In the decision discussed here, the Court of Vicenza listed several indicators that a supervisory board may be inadequate and, therefore, that its company’s 231 Model may be inadequate as well:

  1. Lack of independence of the members of the supervisory board. In the case at hand, the Court of Vicenza asserted that the supervisory board of BPV was composed of non-independent members, since (i) the internal member of the supervisory board also held the position of internal auditor at the entity; therefore, he reported to and worked under those he was required to supervise[3]; and (ii) the other two members were lawyers who provided consulting services to BPV’s special purpose vehicle company and to a subsidiary wholly owned by the bank and who received very significant remuneration over the years for their services.


  1. Inactivity of the supervisory board. The court noted that supervisory board meeting minutes clearly evidenced the board’s inactivity and demonstrated that it was limited to a formal exercise of its duties, meaning mere discussion between the compliance officer and the chairman of the board of statutory auditors. Indeed, the minutes did not show any planned audits in the areas where there was risk that specific offenses might be committed, especially those disputed in the case at hand. The most recent supervisory board meeting minutes were dated 2014, a sign that since 2014 the supervisory board had substantially ceased to function.


  1. Inappropriateness of information flows and whistleblowing system. The court indicated that (i) neither the 231 Model nor the internal structure of the bank provided a specific procedure concerning the flow of information from company offices and departments to the supervisory board about the areas where there was a risk that a predicate offense might be committed; and that (ii) the only opportunity to report violations was to email such reports to the chairman of the supervisory board, an inadequate method that did not guarantee confidentiality or whistleblower safeguards.


  1. Lack of autonomous powers of initiative and supervision. The 231 Law expressly provides that “[…] the task of supervising the functioning and observance of 231 Models and ensuring their updating is entrusted to a body of the entity with autonomous powers of initiative and control […].” In the case at hand, the only power granted to the supervisory board was to report activity to senior management, without any further power to act autonomously. The Court of Vicenza found that any audit activity had to be submitted to BPV management for their approval.

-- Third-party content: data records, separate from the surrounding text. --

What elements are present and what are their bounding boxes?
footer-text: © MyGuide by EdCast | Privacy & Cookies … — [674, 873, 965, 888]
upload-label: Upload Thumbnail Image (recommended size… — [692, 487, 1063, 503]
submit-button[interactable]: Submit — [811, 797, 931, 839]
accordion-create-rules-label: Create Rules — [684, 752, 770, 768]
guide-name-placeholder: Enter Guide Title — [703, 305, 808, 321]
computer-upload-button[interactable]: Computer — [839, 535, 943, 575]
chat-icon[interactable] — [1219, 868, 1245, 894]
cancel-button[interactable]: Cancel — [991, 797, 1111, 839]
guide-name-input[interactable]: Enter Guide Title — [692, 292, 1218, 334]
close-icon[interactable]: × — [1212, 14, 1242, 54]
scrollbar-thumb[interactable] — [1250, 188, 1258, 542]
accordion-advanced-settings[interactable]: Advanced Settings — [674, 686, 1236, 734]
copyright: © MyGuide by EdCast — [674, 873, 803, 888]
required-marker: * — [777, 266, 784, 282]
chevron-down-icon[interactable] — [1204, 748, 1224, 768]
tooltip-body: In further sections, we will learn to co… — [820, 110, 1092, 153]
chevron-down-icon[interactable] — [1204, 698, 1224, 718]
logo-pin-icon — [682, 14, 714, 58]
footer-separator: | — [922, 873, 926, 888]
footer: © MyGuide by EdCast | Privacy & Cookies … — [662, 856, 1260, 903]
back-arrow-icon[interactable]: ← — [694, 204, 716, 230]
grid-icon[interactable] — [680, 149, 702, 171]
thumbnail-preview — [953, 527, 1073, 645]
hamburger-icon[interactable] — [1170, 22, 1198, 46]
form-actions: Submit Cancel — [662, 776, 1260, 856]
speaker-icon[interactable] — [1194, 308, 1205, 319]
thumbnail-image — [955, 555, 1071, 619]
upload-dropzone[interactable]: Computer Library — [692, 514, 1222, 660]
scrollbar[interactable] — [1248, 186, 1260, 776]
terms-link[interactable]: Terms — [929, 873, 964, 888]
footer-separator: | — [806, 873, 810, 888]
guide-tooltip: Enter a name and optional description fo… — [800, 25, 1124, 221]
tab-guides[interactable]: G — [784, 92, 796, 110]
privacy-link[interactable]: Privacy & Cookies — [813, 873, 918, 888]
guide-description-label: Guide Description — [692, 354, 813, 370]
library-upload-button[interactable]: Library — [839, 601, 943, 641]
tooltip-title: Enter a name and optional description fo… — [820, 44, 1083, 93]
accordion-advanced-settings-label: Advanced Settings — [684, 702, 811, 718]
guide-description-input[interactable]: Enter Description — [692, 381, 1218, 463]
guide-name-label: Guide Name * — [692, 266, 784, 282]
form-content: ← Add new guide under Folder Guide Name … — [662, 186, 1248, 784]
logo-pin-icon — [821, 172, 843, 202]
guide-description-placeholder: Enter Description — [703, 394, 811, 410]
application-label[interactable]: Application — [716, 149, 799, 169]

  1. Failure to impose sanctions. Finally, the court identified one more indicator that pointed to the inefficiency and ineffectiveness of the BPV supervisory board: the lack of recommendations for disciplinary action. Indeed, proposals to the appropriate company bodies to start disciplinary proceedings in case of irregularities are certainly important indicators of the effectiveness of a supervisory board’s activity, as they prove the board is focused on sanctions for noncompliance with the provisions of the 231 Model.


The decision of the Court of Vicenza is significant, as it outlines the role a supervisory board must play to help establish an adequate and effective compliance system. In particular, in order to ensure effective implementation of the 231 Model, the supervisory board cannot limit its activity to mere formal control; instead it must effectively monitor the 231 Model by means of adequate and specific powers, oversight, and rules that guarantee its independence from internal corporate bodies, as well as an appropriate reporting system that includes keeping detailed records of the exchange of information and audits performed.


You can find the decision of the Court of Vicenza at the following link: QUI

[1]Pursuant to sections 2638 and 2637 of the Italian Civil Code and section 25 ter, paragraph 1, lett. R) and S) of Legislative Decree No. 231/2001.

[2]This offense was charged only to individuals and is not included in the predicate offenses pursuant to Legislative Decree No. 231/2001.

[3] These same people were challenged with committing the offenses in the case at hand.